In any case we are talking about updating servers.
The only software I have seen that does this is Elasticsearch - it works with their client libraries but I'm always worried there may be proxies and suchlike which don't support it.
You can actually do that already. It's one of those things where the specification is a bit loose on this. Elasticsearch is an example of a product that supports doing a GET with a body to do search. Works fine but not all http clients allow you to do this so they also support POST.
TLDR. the http 1.1 spec was a bit vague on this and allowed people to send a body but specified that servers should ignore that if they did. Later updates of the 1.1 spec removed that sentence and actually allow this. The caveat that the spec mentions that some implementations may not support it.
So an update is not needed; it's already allowed.
I tend to not get too hung up on the meaning of http verbs. I sort of lost interest in the endless debates on this years ago. I like a well designed REST API of course and I try to follow the principle of the least amount of surprise when I implement one myself. Using exotic new experimental http verbs would be surprising. Using GET this way is also a bit surprising. I actually steer clear of using PATCH as well. Just use a PUT or a POST and move on.
Adding new verbs to HTTP is redundant as far as I'm concerned. Not really against it but where does it stop? And what do we get out of it? It doesn't sound like it's worth the trouble.

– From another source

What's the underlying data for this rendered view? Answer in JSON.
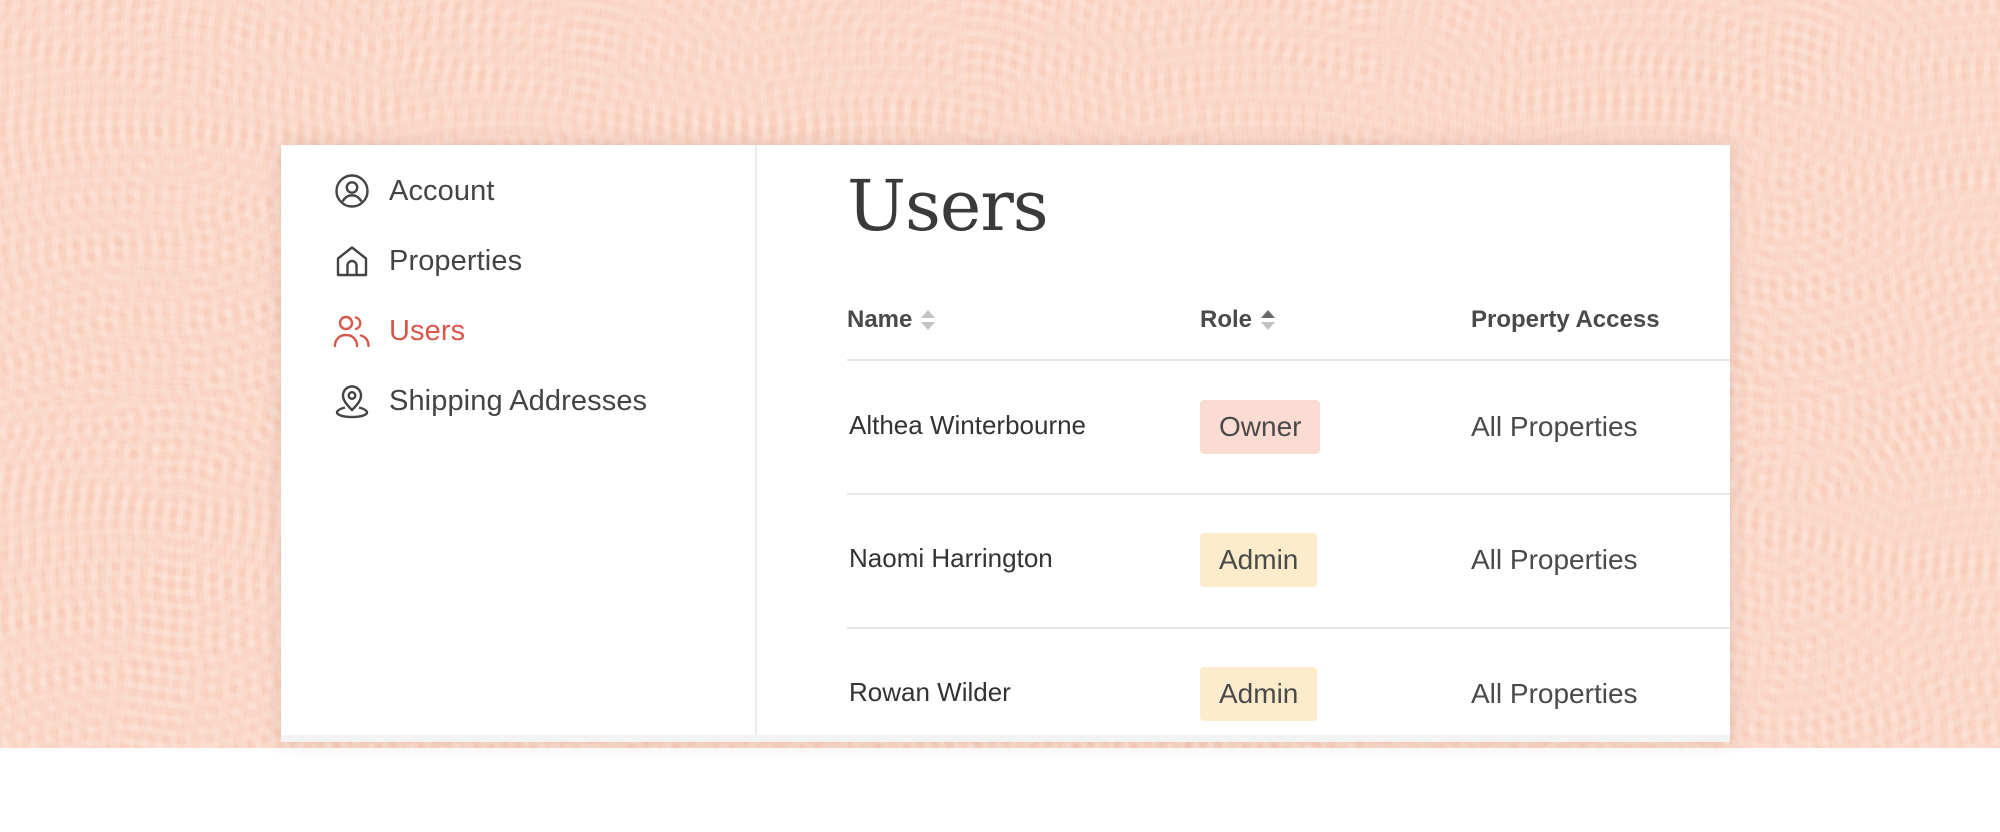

The RFCs are clear that a server should ignore any body sent by a client after a GET request header. But RFCs don't matter; real life matters, and in real life there are lots of HTTP clients that can't make a GET request with a body. We had to go into our API and add POST support to every endpoint that was GET + body because there was a long tail of clients that couldn't manage to make the GET request. In practice, support is NOT widespread enough to rely on GET + body requests.
It’s not exhaustive though. Many servers and proxies support it, but not all. For instance, GCP load balancers do not, but ALB does. At least that was case a few years ago.